The Responses Stack handles communications between the Master Stack and the Tachyon clients. The Background Channel and Switches components handle the direct communication with the Tachyon clients, the Core processes the information in both directions between the Master Stack and the Switches.
To enable external Tachyon client devices to interact with Tachyon you need to put the Background Channel and at least one Switch into the DMZ.
First, you need a working Tachyon system with a Response Stack that will provide the Core for the DMZ Server. The picture opposite shows a Response Stack and Master Stack on the same server, located on the internal network. This serves clients when they are connected to the internal network.
Then configure the internal firewall to allow two-way communication between each of the following:
- The Core on the Internal Response Stack and the Switch(es) in the DMZ
- The Coordinator on the internal Response Stack and the Switch(es) in the DMZ
- The Consumer API on the internal Master Stack and the Background Channel in the DMZ
Configure the external firewall to allow incoming connections for:
- The external Tachyon clients and the Background Channel in the DMZ
- The external Tachyon clients and the Switch(es) in the DMZ
After you have installed the DMZ Server in the DMZ, you need to make the following changes in the existing Tachyon system:
- The Tachyon Master database would need to be modified to enable Tachyon to recognize and additionally use the DMZ Background Channel and Switch(es) and raise the security level of the Core and Switch communications to use HTTPS.
- The configuration files for the Switch host on the Internal Tachyon Server and on the Tachyon Server in the DMZ would need to be changed to enable the Switch(es) to communicate with the Core.

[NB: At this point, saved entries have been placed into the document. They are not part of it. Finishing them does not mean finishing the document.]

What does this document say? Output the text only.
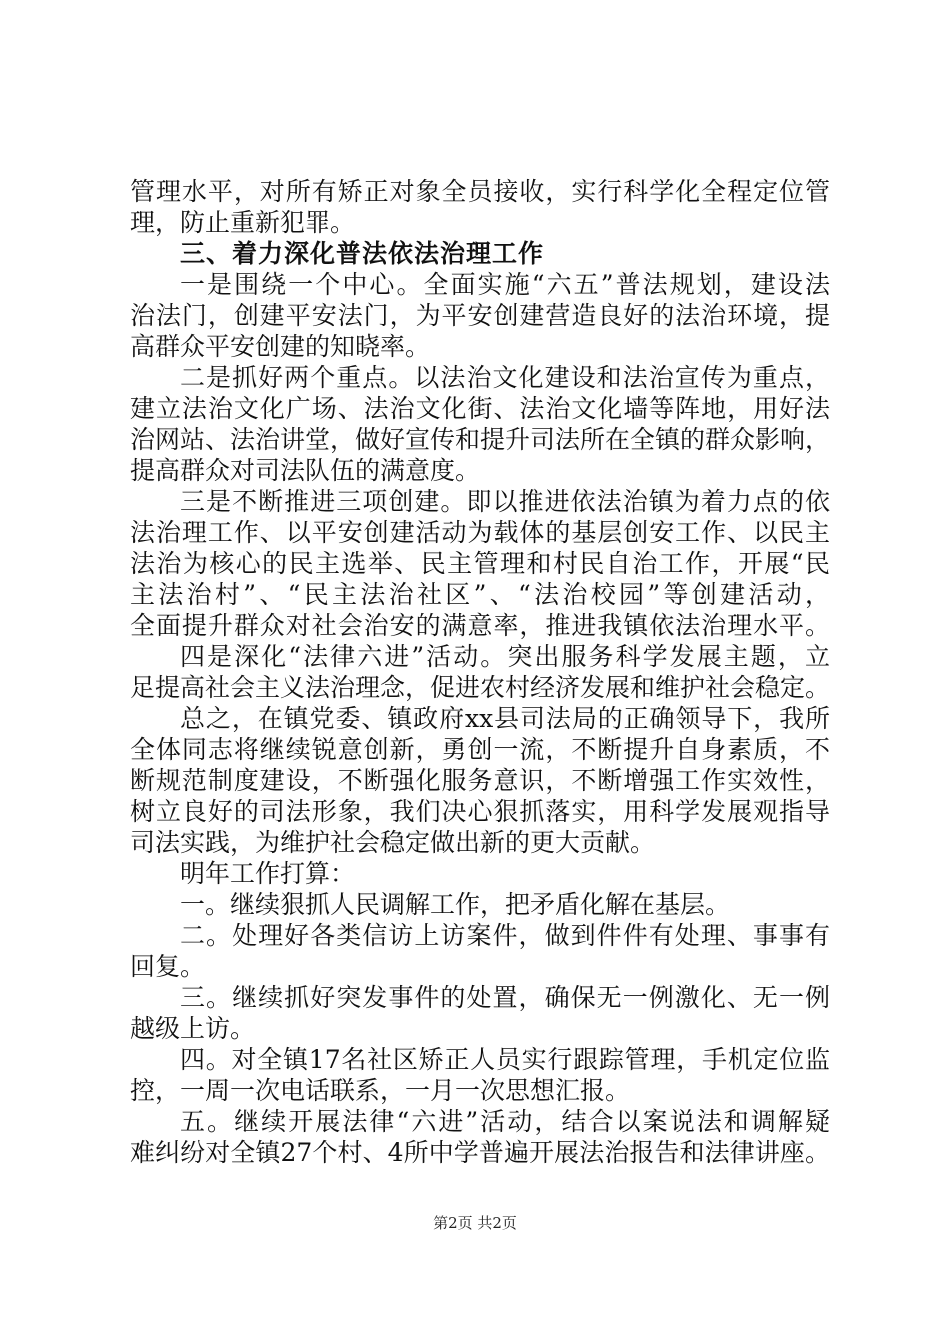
管理水平，对所有矫正对象全员接收，实行科学化全程定位管
理，防止重新犯罪。
三、着力深化普法依法治理工作
一是围绕一个中心。全面实施“六五”普法规划，建设法
治法门，创建平安法门，为平安创建营造良好的法治环境，提
高群众平安创建的知晓率。
二是抓好两个重点。以法治文化建设和法治宣传为重点，
建立法治文化广场、法治文化街、法治文化墙等阵地，用好法
治网站、法治讲堂，做好宣传和提升司法所在全镇的群众影响，
提高群众对司法队伍的满意度。
三是不断推进三项创建。即以推进依法治镇为着力点的依
法治理工作、以平安创建活动为载体的基层创安工作、以民主
法治为核心的民主选举、民主管理和村民自治工作，开展“民
主法治村”、“民主法治社区”、“法治校园”等创建活动，
全面提升群众对社会治安的满意率，推进我镇依法治理水平。
四是深化“法律六进”活动。突出服务科学发展主题，立
足提高社会主义法治理念，促进农村经济发展和维护社会稳定。
总之，在镇党委、镇政府xx县司法局的正确领导下，我所
全体同志将继续锐意创新，勇创一流，不断提升自身素质，不
断规范制度建设，不断强化服务意识，不断增强工作实效性，
树立良好的司法形象，我们决心狠抓落实，用科学发展观指导
司法实践，为维护社会稳定做出新的更大贡献。
明年工作打算：
一。继续狠抓人民调解工作，把矛盾化解在基层。
二。处理好各类信访上访案件，做到件件有处理、事事有
回复。
三。继续抓好突发事件的处置，确保无一例激化、无一例
越级上访。
四。对全镇17名社区矫正人员实行跟踪管理，手机定位监
控，一周一次电话联系，一月一次思想汇报。
五。继续开展法律“六进”活动，结合以案说法和调解疑
难纠纷对全镇27个村、4所中学普遍开展法治报告和法律讲座。
第2页 共2页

- The configuration file for the Background Channel on the DMZ would need to be changed to enable the Background Channel to communicate with the Consumer API.
Detailed steps for the above process can be found on the Implementing a Tachyon DMZ Server page.
The DMZ picture shows a dual firewall design, but single firewall is also supported.
In the picture, components colored green are optional in a Tachyon system.